Lenny Wilkens, yang diinduksi tiga kali ke Naismith Basketball Hall of Fame sebagai pemain dan pelatih, meninggal dunia di rumahnya di Seattle pada hari Minggu di usia 88 tahun. Tokoh legendaris NBA ini memenangkan kejuaraan dengan Seattle SuperSonics pada 1979 dan mengumpulkan 1.332 kemenangan pelatihan selama 32 tahun. Komisaris NBA Adam Silver memuji Wilkens sebagai salah satu duta paling dihormati dalam olahraga tersebut.
Lenny Wilkens, yang terkenal dengan warisan gandanya sebagai pemain dan pelatih NBA, meninggal dunia pada 9 November 2025, dikelilingi oleh orang-orang terkasih, menurut pernyataan keluarga yang dilaporkan oleh berbagai media. Penyebab kematian belum segera dirilis.
Lahir pada 28 Oktober 1937 di Brooklyn, New York, Wilkens adalah All-American dua kali di Providence College sebelum didraft di posisi keenam keseluruhan oleh St. Louis Hawks pada 1960. Selama karir bermain 15 tahun dengan Hawks, Seattle SuperSonics, Cleveland Cavaliers, dan Portland Trail Blazers, ia meraih sembilan pemilihan All-Star, termasuk penghargaan MVP di All-Star Game 1971. Wilkens memimpin liga dalam assist dua kali dan rata-rata mencetak dua digit dalam 14 musimnya, mencapai puncak 22,4 poin per pertandingan pada 1968-69 dengan Seattle.
Beralih ke pelatihan, Wilkens menjadi pelatih kepala kulit hitam pertama dalam sejarah NBA dengan SuperSonics pada 1969. Ia menjabat sebagai pelatih-pemain dari 1969-1972 dan membimbing Seattle ke satu-satunya gelar NBA mereka pada 1979, mengalahkan Washington Bullets 4-1 di Final setelah kalah dalam tujuh pertandingan melawan mereka pada 1978. Jersey nomor 19-nya dipensiunkan oleh franchise, dan patung menghormatinya berdiri di luar Climate Pledge Arena Seattle.
Wilkens melatih 2.487 pertandingan di enam tim, pensiun pada 2005 dengan 1.332 kemenangan—rekor yang kemudian dilampaui oleh Don Nelson dan Gregg Popovich. Ia memenangkan NBA Coach of the Year pada 1994 setelah memimpin Atlanta Hawks ke rekor 52-27. Masa jabatan tambahan termasuk Cavaliers, Raptors, dan Knicks, di mana ia melatih dari 2004-2005 dan mencapai playoff dengan Toronto dan New York.
Secara internasional, Wilkens membantu Dream Team 1992 meraih emas Olimpiade di Barcelona dan memimpin tim AS 1996 meraih kemenangan di Atlanta.
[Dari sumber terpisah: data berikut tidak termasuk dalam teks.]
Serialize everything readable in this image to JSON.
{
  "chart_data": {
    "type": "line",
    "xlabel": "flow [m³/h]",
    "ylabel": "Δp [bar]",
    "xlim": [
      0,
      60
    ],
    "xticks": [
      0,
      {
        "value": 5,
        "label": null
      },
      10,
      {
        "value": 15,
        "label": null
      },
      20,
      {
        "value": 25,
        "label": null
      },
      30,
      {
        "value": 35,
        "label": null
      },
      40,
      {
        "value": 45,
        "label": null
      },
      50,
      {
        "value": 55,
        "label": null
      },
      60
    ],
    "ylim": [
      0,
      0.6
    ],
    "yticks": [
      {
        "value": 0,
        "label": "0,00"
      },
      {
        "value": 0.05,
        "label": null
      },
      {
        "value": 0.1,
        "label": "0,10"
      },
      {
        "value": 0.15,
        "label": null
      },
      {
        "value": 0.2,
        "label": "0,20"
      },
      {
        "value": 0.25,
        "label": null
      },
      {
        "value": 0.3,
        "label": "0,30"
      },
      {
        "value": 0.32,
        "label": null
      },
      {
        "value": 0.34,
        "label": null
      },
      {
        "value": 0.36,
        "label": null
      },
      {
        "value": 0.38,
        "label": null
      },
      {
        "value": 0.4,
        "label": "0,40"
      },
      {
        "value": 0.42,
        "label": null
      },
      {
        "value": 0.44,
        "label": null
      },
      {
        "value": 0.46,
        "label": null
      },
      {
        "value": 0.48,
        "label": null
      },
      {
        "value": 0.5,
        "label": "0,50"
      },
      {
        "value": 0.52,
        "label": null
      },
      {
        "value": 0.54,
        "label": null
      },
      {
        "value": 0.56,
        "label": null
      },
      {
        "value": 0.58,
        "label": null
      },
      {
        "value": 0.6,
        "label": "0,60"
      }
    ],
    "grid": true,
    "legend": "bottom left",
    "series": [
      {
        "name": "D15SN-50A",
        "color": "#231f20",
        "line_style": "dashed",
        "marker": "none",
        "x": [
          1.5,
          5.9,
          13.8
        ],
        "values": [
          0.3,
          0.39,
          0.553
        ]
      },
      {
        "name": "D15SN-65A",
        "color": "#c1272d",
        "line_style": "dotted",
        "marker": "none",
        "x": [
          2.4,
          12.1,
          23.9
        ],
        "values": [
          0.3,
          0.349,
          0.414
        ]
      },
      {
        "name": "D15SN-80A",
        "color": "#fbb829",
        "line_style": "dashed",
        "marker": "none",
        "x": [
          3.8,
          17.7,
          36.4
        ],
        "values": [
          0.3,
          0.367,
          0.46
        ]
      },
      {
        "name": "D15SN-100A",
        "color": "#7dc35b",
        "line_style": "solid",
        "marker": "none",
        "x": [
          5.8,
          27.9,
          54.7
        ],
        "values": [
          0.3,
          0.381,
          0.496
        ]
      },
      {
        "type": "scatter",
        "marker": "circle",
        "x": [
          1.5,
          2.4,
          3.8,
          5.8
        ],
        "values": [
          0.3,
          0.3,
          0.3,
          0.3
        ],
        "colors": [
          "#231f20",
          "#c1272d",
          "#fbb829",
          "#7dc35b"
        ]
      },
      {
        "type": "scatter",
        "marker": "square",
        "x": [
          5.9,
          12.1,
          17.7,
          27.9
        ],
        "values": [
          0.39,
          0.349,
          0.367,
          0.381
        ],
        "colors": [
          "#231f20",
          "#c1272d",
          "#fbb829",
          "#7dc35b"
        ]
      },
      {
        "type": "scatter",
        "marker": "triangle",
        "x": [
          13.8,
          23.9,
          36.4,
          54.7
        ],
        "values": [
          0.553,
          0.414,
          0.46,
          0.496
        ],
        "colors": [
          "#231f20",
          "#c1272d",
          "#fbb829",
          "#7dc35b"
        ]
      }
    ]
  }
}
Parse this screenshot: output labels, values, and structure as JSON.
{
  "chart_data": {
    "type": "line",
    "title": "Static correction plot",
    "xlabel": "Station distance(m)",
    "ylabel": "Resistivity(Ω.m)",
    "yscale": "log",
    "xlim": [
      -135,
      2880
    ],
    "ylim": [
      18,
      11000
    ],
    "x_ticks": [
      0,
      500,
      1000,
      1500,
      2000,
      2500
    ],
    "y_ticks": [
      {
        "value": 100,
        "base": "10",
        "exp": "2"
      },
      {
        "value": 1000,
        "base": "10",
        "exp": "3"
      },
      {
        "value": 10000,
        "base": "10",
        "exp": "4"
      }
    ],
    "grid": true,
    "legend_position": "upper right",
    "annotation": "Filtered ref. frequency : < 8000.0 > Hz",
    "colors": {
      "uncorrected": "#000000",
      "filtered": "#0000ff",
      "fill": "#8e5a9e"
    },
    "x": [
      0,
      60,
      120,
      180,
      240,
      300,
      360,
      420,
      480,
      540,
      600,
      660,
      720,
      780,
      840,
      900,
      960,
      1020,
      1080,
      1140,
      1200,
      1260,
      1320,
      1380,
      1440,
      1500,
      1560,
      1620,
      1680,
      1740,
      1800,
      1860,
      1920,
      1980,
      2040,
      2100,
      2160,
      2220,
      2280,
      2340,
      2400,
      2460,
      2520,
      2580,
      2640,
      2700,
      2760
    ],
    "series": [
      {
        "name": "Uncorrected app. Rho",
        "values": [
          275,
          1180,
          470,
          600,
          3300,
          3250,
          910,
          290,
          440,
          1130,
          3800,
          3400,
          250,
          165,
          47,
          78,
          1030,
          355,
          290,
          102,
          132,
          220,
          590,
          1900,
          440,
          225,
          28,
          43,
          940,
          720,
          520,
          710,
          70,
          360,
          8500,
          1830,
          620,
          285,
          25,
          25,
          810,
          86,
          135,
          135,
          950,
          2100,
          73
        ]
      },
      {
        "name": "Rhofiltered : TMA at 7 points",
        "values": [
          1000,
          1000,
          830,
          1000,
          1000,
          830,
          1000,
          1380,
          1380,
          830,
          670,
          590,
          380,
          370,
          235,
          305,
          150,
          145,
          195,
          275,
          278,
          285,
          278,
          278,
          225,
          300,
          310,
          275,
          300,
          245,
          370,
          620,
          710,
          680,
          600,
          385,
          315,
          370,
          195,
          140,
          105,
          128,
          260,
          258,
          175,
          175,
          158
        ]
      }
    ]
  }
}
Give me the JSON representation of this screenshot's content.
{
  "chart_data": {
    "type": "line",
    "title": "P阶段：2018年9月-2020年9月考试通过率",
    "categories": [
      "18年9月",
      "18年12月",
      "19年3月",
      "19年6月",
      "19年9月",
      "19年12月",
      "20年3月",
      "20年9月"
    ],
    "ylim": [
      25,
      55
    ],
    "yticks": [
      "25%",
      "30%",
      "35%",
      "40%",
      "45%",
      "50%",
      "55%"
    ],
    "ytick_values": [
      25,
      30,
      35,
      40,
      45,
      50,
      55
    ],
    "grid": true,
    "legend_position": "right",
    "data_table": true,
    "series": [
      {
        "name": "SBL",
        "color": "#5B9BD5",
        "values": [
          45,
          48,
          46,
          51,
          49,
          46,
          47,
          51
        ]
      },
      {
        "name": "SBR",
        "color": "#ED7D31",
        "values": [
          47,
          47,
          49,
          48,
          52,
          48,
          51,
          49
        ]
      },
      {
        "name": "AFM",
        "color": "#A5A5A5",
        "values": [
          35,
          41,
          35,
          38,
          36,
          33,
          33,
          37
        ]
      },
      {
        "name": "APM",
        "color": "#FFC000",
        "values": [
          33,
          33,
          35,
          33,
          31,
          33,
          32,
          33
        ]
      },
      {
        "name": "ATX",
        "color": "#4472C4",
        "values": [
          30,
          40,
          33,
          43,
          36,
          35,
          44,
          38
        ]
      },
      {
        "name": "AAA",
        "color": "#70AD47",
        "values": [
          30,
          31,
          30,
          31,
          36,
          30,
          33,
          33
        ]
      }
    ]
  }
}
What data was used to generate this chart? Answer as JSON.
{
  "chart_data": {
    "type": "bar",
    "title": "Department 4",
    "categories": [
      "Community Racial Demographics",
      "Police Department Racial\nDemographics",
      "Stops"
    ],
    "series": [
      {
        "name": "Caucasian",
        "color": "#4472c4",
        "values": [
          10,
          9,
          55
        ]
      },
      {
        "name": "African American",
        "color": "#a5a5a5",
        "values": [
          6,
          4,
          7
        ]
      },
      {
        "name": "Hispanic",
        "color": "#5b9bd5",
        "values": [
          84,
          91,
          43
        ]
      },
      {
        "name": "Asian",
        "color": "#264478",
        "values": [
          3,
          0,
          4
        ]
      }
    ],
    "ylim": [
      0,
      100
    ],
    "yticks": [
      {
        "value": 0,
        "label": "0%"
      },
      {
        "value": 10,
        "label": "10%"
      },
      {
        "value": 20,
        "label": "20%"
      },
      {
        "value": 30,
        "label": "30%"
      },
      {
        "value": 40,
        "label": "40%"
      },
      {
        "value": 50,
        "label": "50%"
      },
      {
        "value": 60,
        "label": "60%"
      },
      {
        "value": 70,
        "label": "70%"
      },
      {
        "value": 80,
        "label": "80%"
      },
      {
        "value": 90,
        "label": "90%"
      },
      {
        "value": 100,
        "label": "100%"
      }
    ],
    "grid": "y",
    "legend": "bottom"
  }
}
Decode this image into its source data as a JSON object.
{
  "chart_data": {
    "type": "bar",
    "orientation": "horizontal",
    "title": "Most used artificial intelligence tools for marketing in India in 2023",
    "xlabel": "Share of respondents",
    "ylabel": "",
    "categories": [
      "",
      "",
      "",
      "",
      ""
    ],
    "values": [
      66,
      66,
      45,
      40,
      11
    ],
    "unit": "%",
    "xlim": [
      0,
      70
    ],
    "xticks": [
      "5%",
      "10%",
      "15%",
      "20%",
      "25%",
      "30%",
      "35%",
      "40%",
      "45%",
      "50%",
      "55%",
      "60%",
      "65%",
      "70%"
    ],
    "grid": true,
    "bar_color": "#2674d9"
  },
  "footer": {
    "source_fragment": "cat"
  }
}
Ia diinduksi ke Hall of Fame sebagai pemain pada 1989, pelatih pada 1998, dan untuk kontribusi Olimpiadanya pada 2009, bergabung dengan kelompok elit yang diakui sebagai pemain dan pelatih. Pada 2021, ia dinamai di antara 15 pelatih terhebat dan 75 pemain terhebat NBA.
"Lenny Wilkens mewakili yang terbaik dari NBA—sebagai pemain Hall of Fame, pelatih Hall of Fame, dan salah satu duta paling dihormati dalam olahraga tersebut," kata komisaris NBA Adam Silver. "Lebih mengesankan lagi daripada pencapaian basket Lenny... adalah komitmennya pada pelayanan—terutama di komunitas tercintanya di Seattle."
Wilkens mendirikan Lenny Wilkens Foundation, mengumpulkan dana untuk Klinik Anak Odessa Brown di Seattle, dan dihormati dengan Penghargaan Pencapaian Seumur Hidup Chuck Daly dari Asosiasi Pelatih NBA pada 2011.